CEOs who are employed at nonprofit hospitals in the U.S. receive higher salaries if they are more experienced with advanced technologies and if the hospital they are employed at has higher levels of patient satisfaction, according a study published in JAMA Internal Medicine.
The study included 1,877 CEOs from 2,681 private nonprofit institutions in the U.S. Researchers evaluated the following information:
• Publicly available Form 990 tax returns from GuideStar (2009)
• American Hospital Association’s annual survey
• Rural-urban commuting area codes
• Hospital Compare data—including the Hospital Consumer Assessment of Healthcare Providers and Systems survey
• Medicare cost reports
• Medicare impact file
CEOs who were more experienced with advanced technologies made $135,862 on a technology index, which combined various advanced technologies into one score—positron-emission tomography, magnetic resonance imaging and the capability of performing complex operation. In addition, hospitals with higher patient satisfaction scores compensated their CEOs about $51,706 more than hospitals with lower patient satisfaction scores.

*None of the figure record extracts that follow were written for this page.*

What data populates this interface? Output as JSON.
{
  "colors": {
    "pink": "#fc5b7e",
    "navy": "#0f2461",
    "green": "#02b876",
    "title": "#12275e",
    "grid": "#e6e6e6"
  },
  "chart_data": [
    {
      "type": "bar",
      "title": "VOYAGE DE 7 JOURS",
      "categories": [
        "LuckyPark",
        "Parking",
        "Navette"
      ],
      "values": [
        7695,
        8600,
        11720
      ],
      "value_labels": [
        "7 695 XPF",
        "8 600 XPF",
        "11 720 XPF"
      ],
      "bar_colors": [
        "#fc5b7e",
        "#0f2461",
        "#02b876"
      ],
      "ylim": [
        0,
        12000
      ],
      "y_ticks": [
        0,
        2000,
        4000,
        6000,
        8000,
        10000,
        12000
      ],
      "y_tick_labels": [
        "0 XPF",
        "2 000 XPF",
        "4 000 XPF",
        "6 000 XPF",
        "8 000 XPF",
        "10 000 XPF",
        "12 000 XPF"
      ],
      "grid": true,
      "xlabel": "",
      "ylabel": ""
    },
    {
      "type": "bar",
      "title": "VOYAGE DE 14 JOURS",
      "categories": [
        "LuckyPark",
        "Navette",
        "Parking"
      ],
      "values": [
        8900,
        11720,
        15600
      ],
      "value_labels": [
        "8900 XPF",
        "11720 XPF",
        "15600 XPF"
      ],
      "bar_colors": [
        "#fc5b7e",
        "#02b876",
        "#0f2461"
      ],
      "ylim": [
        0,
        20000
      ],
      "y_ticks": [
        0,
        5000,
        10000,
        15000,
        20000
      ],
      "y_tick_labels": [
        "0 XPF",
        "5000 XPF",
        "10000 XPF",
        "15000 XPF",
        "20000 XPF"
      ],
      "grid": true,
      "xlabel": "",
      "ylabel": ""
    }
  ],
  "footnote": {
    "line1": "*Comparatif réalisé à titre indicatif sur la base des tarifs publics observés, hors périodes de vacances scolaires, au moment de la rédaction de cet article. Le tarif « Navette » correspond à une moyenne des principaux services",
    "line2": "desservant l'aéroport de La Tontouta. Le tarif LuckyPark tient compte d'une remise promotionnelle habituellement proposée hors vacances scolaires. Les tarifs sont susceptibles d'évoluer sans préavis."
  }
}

The unadjusted mean compensation was reported at $595,781. CEOs in the lowest compensation decile had a median compensation of $117,933. The majority of this group oversaw small, non-teaching hospitals in rural areas. CEOs in the largest compensation decile had a median compensation of $1,662,548. The majority of these CEOs oversaw larger, urban hospitals—and more often were major teaching hospitals.
Researchers concluded that “executive compensation metrics are a powerful reflection of the priorities of an institution and likely have the ability to shape the focus of the CEO.”
Quality of care delivered, patient outcomes and community benefits were factors that did not have an impact on CEO compensation in this study.